Stephanie Sy: Kincaid says less time to see more patients and high drug costs, among other industry profit incentives, can run counter to a nurse's most sacred duty.
Sarah Kincaid: You have this moral obligation to assist patients in achieving their health and wellness.
When you can't do that because of systems that are in place, that's where that distress comes from. That's where that frustration, that burnout — there's only so many times it can hit your head against a wall.

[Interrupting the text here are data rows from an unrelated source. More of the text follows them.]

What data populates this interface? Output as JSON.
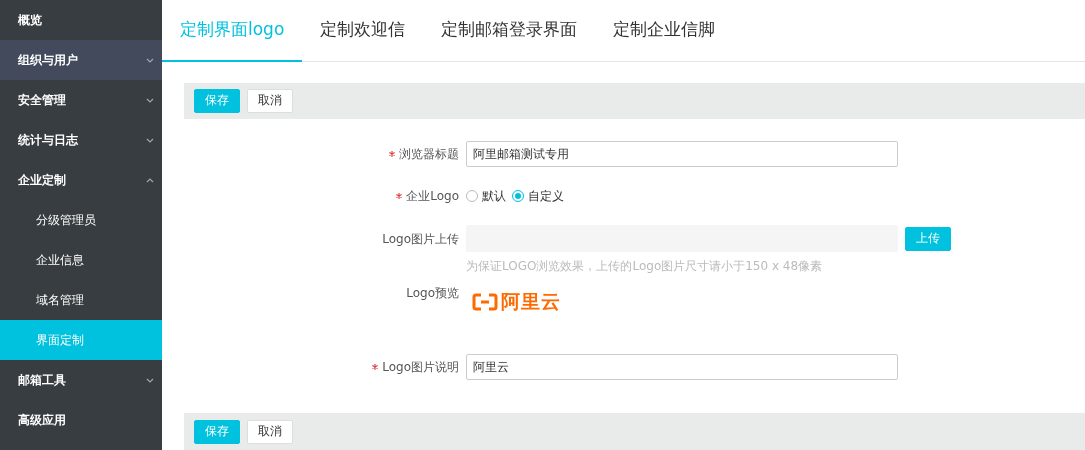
{
  "sidebar": {
    "items": [
      {
        "label": "概览",
        "selected": false,
        "highlighted": false
      },
      {
        "label": "组织与用户",
        "selected": false,
        "highlighted": true,
        "expanded": false
      },
      {
        "label": "安全管理",
        "selected": false,
        "highlighted": false,
        "expanded": false
      },
      {
        "label": "统计与日志",
        "selected": false,
        "highlighted": false,
        "expanded": false
      },
      {
        "label": "企业定制",
        "selected": false,
        "highlighted": false,
        "expanded": true,
        "children": [
          {
            "label": "分级管理员",
            "selected": false
          },
          {
            "label": "企业信息",
            "selected": false
          },
          {
            "label": "域名管理",
            "selected": false
          },
          {
            "label": "界面定制",
            "selected": true
          }
        ]
      },
      {
        "label": "邮箱工具",
        "selected": false,
        "highlighted": false,
        "expanded": false
      },
      {
        "label": "高级应用",
        "selected": false,
        "highlighted": false
      }
    ]
  },
  "tabs": [
    {
      "label": "定制界面logo",
      "selected": true
    },
    {
      "label": "定制欢迎信",
      "selected": false
    },
    {
      "label": "定制邮箱登录界面",
      "selected": false
    },
    {
      "label": "定制企业信脚",
      "selected": false
    }
  ],
  "top_toolbar": {
    "buttons": [
      {
        "label": "保存",
        "kind": "primary"
      },
      {
        "label": "取消",
        "kind": "default"
      }
    ]
  },
  "form": {
    "fields": [
      {
        "kind": "text",
        "label": "浏览器标题",
        "required": true,
        "value": "阿里邮箱测试专用"
      },
      {
        "kind": "radio",
        "label": "企业Logo",
        "required": true,
        "options": [
          {
            "label": "默认",
            "selected": false
          },
          {
            "label": "自定义",
            "selected": true
          }
        ]
      },
      {
        "kind": "upload",
        "label": "Logo图片上传",
        "required": false,
        "button": "上传",
        "hint": "为保证LOGO浏览效果，上传的Logo图片尺寸请小于150 x 48像素"
      },
      {
        "kind": "preview",
        "label": "Logo预览",
        "required": false,
        "logo_text": "阿里云"
      },
      {
        "kind": "text",
        "label": "Logo图片说明",
        "required": true,
        "value": "阿里云"
      }
    ]
  },
  "bottom_toolbar": {
    "buttons": [
      {
        "label": "保存",
        "kind": "primary"
      },
      {
        "label": "取消",
        "kind": "default"
      }
    ]
  }
}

Stephanie Sy: Researchers call this feeling moral injury and find it can lead clinicians to depression and even post-traumatic stress disorder.
Some stressors are hard to see, except for the people who deal with them every day. Ease-of-use issues with the Electronic Health Record, or EHR, systems have also been linked to higher rates of burnout. Nationally, more than a third of nurses surveyed say they spend excessive time working on inputting stats in a computer on breaks or after shifts.
Bernadette Melnyk: When you think about why people went into nursing, it's because they love people. But a lot of the joy in taking care of people has been taken away, in large part because of many tasks that need to be done.
Sarah Kincaid: If you find it's going to be longer, let me know. Give me a call. It should be in my chart.
While I think the conversation regarding wellness needs to continue, I think we need to go beyond just a conversation. We need to take care of our nurses. We need to take care of our health care providers.
Stephanie Sy: Taking care of nurses so they can take care of us.
For the "PBS NewsHour," I'm Stephanie Sy in Ohio.